ここは森だが、訓練場だからなのか野生動物の気配が一切しない。代わりに、食べられそうなキノコやら野草、山菜などが豊富であった。食べるために栽培されているわけではあるまい、拝借しても怒られはしないだろう。
俺たち全員分の食料を確保してから帰還した。
適切な調理をして、俺は全員分のつもりで、野外に作られた食事スペースに出した。男組が食料を確保しに行っている間に女子たちが作っていたらしい。
そして、かなりの量あったはずの山菜なのだが。
旅原さんが全員分をもしゃもしゃと食べていた。あまりに幸せそうな顔で食べていたので、誰も止められなかった。

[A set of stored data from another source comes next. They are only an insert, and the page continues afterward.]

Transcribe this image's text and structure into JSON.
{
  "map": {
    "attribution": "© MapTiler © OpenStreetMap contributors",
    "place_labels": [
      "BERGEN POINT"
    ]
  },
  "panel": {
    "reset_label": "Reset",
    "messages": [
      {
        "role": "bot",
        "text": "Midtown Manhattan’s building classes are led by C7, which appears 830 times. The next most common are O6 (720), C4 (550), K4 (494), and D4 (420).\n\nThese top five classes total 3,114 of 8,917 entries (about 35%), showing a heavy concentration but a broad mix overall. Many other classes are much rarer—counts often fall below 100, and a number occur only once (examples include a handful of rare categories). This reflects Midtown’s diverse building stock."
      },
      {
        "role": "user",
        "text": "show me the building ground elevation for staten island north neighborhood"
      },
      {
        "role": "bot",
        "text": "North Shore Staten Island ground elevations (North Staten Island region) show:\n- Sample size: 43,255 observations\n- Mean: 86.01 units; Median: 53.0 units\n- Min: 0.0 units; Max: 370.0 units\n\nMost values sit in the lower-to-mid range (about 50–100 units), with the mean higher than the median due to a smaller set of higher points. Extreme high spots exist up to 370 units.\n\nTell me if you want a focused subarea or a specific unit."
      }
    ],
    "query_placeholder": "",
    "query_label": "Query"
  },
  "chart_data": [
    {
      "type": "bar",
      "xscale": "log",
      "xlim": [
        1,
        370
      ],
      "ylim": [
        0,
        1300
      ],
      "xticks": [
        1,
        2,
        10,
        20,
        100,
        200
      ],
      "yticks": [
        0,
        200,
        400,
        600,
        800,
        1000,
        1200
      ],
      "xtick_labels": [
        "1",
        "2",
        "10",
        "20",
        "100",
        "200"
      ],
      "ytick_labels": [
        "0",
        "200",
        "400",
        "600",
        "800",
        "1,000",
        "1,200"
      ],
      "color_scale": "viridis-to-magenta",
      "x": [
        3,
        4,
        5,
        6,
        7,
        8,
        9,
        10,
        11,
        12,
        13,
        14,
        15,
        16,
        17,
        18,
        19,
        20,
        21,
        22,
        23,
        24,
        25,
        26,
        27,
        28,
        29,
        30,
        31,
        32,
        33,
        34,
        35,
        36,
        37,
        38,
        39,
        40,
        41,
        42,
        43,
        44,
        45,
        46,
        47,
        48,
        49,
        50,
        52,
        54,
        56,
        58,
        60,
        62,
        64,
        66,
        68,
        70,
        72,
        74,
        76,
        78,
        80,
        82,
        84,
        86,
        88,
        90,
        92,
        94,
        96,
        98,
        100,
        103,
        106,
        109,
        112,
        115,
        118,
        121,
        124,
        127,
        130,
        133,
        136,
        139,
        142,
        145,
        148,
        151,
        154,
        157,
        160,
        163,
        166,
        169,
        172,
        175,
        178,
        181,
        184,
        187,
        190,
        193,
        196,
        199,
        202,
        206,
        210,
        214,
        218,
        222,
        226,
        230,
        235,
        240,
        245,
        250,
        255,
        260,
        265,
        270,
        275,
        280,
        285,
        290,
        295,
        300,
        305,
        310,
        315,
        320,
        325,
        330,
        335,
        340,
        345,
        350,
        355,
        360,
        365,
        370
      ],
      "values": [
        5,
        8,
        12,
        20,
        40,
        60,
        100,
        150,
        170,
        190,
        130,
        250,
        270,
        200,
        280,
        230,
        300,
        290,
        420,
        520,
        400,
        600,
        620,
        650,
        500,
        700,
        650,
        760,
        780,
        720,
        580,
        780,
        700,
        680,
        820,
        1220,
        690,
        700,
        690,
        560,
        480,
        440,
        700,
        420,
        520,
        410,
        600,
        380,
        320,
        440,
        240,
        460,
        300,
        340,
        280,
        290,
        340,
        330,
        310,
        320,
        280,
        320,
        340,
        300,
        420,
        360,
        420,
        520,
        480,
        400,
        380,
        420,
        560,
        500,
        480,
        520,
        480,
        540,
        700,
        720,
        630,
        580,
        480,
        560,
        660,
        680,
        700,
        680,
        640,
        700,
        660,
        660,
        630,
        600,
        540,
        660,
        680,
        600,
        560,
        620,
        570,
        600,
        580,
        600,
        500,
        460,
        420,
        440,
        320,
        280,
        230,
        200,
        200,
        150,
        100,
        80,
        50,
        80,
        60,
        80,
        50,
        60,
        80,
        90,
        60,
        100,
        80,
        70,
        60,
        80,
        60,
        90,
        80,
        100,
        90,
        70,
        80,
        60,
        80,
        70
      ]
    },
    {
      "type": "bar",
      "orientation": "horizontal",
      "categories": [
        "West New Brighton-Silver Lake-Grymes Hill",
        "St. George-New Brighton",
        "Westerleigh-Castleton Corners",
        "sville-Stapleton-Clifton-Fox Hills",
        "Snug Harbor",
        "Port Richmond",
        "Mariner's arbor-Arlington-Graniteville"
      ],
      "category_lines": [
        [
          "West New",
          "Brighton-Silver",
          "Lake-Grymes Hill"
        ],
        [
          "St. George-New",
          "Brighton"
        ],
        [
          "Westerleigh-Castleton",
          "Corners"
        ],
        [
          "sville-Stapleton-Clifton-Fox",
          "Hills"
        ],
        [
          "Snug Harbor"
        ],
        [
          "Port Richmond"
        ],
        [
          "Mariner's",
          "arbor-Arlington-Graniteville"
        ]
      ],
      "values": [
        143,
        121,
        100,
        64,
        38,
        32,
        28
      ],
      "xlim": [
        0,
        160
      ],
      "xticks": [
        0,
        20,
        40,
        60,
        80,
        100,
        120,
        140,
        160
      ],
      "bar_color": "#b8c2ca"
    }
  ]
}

というわけで、今はまた男子陣が咽び泣きながら少し遠くまで山菜を確保しに向かっているのである。近くのめぼしいものはあらかた採ってしまったので。未成熟なものは採るわけにいかないし。
「まさか……あの量を一人で食べられるとは思ってなかった……」
「ものの数分で完食してたね……」
「……まあほぼ山菜しかないから、お腹もそこまで膨れるものじゃないだろうけど……あの量は流石に……」
「ま、とにかくさっさと集めちまおうぜ。とりあえず採る前に俺に聞けよ?」
そして、また一時間ほど採集に励んだ。
採れるだけ採って拠点に戻ると、また新しい施設が出来ていた。
キャンプ場でよく見かけるような調理場だ。しっかり屋根も付いている。……何日滞在するつもりなんだろうか……。
「なに作ってんだろうな……この匂いは……カレー?」
「なんで……カレー……?」
いや違う! なんでじゃねえ! どうやってだ!
とりあえず、調理場に入る。
「一から説明してもらっていいかこれ?」
「あら、悠人たち、おかえり」
俺が話しかけたのに全員の視線が悠人に向いているのなんとしようか。あれか、こいつは女性にしか見えない紫外線めいたなにかを発しているのか。
「で、何やってんだよ」
改めて聞き直してやる。
「カレー作ってるのよ、それ以外に見える?」
「……どっからルー持ってきたんだよ」
「あ、私です~」
のんびりと、旅原さんが挙手した。
「……どうやって?」
「粒子化させてたんです~。あと白米を約四百合ほど~」
「よんっ……」
悠人の顔が引き攣っていた。
「ああ、米俵!」
「ご名答です~」
えっ、この子って米俵をそのまんま魔導武装よろしく粒子化させて携帯してんの?
「た、確かに魔導士は長時間の遠征任務に出る時、かさばる荷物をがちゃがちゃと持ち歩かずに荷物を魔素に変換して持ち歩くけど……そんな大量の食料を運搬するのに使っているのは初めて見たよ……」
半ば呆れながら悠人が言う。呆れられているというのに旅原さんはぽわぽわにこにこと笑顔を浮かべている。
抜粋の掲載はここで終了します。